2020-07-16 |  Kilas Kementerian

Jakarta TRIBUNNEWS.COM – Menteri Pemuda dan Olahraga (Mampora) Zainudin Amali secara resmi membuka kejuaraan kriket virtual (virtual) di Ruang Situasi Kemenpora pada Jumat malam (12/6/2020). – Kali ini Menpora menyarankan atlet untuk terus menerapkan perjanjian kesehatan.

“Manajer kriket saya yang terhormat, saya memang luar biasa. Saya bersyukur atas apa yang telah saya capai. Tentu saja, kami berterima kasih atas semua yang telah dilakukan kepemimpinan kriket Indonesia. Selama popularitas Corona, manajemen Bisa kreatif dan kreatif, “kata Menpora.

Menpora menyarankan atlet dan administrator kriket bahwa prosedur kesehatan harus dilaksanakan dengan baik.

Selain itu, Menteri Gorontalo mengundang kepemimpinan kriket untuk menyambut normal baru.

“Epidemi ini masih terjadi di negara kita, tetapi ini tidak menghentikan kita dari menjadi kreatif. Mari kita memasuki era normal baru. Jangkrik juga harus menyambutnya. Yang harus kita lakukan adalah, saya sarankan Anda membayar Perhatikan prosedur kesehatan.
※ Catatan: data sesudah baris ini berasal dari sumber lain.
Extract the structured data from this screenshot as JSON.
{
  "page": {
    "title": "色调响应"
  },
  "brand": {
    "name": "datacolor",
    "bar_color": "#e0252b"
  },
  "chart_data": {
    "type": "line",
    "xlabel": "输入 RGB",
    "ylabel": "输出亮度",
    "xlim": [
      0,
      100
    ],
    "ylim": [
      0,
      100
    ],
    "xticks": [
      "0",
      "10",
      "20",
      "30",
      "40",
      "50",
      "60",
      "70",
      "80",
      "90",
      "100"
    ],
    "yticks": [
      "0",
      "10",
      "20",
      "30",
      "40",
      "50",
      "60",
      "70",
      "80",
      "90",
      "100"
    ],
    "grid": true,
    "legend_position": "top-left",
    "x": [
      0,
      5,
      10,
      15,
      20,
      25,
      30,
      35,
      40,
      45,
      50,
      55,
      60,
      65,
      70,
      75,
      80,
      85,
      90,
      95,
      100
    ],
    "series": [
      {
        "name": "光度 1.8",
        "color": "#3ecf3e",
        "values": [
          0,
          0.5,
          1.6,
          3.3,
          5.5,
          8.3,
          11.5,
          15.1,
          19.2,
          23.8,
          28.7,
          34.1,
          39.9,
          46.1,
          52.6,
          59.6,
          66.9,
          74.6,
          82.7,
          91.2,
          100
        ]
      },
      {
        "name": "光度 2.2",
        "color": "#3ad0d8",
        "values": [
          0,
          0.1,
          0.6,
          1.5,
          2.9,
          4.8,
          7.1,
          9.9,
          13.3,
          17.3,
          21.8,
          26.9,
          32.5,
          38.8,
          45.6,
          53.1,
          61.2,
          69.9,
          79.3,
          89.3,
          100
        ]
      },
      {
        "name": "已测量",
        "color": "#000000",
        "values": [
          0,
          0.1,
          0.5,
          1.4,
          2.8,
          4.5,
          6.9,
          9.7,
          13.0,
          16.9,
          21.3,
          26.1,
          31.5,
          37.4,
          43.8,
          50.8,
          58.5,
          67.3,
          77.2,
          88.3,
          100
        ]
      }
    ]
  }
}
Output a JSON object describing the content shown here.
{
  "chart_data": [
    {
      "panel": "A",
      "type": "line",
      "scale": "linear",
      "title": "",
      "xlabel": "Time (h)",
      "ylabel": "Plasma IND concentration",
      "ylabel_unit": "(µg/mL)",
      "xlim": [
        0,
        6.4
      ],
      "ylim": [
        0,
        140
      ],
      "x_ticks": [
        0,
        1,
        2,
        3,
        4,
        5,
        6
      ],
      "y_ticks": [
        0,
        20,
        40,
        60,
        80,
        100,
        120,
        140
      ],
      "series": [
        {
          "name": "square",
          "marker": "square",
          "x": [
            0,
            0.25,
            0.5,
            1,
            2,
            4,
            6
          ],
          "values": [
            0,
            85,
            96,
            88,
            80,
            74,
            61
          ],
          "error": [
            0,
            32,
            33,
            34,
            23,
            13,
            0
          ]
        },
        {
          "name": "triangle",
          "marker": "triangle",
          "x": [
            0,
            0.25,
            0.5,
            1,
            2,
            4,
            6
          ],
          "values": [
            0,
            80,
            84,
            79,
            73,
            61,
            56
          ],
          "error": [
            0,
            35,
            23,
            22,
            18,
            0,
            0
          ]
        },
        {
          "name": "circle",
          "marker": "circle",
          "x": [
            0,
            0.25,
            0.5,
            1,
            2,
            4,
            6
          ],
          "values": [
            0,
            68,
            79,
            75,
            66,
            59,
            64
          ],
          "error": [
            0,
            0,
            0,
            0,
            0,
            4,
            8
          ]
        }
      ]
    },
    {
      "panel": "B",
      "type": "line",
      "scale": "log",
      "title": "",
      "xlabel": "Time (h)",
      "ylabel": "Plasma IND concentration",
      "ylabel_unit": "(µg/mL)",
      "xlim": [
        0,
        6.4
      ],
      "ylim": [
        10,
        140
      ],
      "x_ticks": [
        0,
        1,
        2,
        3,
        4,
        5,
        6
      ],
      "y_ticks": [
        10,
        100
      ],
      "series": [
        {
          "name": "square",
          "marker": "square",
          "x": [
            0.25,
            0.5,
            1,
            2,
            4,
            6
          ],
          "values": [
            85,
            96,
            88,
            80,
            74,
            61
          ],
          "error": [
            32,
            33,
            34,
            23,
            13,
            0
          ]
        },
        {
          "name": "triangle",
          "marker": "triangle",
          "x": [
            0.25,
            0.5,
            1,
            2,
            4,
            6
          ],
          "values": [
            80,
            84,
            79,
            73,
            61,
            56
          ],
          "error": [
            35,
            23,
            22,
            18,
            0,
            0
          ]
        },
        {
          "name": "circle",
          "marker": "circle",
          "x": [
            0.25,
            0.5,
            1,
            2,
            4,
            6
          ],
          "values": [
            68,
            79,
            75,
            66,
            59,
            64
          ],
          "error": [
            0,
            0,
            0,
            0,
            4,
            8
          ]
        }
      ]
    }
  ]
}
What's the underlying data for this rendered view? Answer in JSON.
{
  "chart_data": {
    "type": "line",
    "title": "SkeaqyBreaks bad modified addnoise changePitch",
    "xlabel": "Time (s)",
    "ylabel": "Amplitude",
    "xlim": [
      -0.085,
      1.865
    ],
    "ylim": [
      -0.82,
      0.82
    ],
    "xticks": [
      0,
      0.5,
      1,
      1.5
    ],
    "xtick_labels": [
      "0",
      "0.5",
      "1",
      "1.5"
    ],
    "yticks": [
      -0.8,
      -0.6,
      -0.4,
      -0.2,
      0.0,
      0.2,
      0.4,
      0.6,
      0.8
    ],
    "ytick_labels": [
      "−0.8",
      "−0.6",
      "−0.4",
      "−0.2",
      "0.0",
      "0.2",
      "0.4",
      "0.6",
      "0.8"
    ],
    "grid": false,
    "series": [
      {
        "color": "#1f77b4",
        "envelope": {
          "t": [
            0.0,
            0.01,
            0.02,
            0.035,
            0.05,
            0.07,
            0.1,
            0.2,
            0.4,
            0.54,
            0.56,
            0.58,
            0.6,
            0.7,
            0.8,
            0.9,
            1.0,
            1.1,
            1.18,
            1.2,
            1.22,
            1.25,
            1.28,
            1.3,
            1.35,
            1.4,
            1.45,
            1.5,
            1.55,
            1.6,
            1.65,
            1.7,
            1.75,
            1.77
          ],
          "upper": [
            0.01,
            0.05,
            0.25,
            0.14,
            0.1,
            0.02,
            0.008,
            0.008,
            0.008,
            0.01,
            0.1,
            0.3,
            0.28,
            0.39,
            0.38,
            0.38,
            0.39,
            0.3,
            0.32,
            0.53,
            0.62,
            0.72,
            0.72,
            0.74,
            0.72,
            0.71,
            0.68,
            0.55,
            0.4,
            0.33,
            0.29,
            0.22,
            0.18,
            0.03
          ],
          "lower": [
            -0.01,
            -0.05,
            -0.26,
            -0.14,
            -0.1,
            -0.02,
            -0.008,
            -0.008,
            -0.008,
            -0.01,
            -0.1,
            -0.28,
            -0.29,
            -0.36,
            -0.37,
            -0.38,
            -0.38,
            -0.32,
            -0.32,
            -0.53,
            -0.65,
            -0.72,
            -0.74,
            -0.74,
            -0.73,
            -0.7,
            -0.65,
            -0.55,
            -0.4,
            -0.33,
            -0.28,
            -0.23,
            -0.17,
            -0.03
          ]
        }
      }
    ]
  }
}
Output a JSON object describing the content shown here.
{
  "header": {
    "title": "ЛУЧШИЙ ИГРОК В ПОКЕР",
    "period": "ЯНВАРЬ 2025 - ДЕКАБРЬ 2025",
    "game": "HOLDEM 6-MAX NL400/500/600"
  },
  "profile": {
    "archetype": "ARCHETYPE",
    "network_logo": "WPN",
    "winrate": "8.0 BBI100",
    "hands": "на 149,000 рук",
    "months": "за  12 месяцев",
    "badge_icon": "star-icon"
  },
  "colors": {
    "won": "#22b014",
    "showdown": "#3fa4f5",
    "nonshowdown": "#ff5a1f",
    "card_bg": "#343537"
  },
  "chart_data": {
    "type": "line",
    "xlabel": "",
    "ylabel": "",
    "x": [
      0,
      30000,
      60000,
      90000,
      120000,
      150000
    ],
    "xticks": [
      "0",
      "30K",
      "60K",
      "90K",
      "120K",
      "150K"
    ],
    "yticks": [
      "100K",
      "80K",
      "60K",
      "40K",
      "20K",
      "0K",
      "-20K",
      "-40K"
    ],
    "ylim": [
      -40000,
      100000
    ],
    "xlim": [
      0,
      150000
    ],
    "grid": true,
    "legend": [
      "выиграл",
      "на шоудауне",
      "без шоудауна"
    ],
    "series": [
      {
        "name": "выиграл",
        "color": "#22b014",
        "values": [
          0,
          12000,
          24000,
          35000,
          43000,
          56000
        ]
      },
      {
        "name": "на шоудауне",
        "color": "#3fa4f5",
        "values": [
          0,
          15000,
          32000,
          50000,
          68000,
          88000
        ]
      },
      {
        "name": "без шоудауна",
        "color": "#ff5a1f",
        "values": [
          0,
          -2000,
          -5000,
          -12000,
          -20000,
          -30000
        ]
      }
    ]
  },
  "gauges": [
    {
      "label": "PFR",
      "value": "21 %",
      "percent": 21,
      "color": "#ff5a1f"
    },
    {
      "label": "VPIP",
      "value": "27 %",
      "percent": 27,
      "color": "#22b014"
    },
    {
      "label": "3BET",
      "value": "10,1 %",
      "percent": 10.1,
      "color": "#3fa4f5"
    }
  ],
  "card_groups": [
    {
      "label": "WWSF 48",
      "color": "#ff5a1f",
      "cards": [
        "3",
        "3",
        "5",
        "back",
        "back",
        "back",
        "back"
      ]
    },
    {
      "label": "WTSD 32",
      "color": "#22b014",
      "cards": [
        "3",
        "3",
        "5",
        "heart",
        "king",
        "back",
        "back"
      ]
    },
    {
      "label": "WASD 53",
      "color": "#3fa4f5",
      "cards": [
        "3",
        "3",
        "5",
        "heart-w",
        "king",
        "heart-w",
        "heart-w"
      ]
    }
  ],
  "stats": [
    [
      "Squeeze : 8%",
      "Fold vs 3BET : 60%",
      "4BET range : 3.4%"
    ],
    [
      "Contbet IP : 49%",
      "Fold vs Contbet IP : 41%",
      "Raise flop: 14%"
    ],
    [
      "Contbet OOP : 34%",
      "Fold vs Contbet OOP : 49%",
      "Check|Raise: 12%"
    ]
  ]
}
Pertahankan jarak, cuci tangan dengan sabun di bawah air mengalir, dll.

Jika kepatuhan ketat dengan perjanjian kesehatan, Menpora percaya bahwa masyarakat dapat aktif dan produktif dalam pandemi.

Saat ini, perjanjian di bidang olahraga Ia masih terus berkoordinasi dengan departemen terkait dan kelompok kerja Kelompok Kerja Percepatan Pemrosesan Co-19.

“Perjanjian ini sangat disiplin, dan kami percaya bahwa kami dapat tetap proaktif dan produktif dalam pandemi. Karena itu, upaya olahraga untuk melakukan kegiatan tersebut sangat didukung. Tentu saja, aturan untuk bulutangkis dan sepak bola berbeda, seperti kriket.

Selain itu, Menpora juga mendorong pemain kriket untuk tampil baik di setiap pertandingan kejuaraan.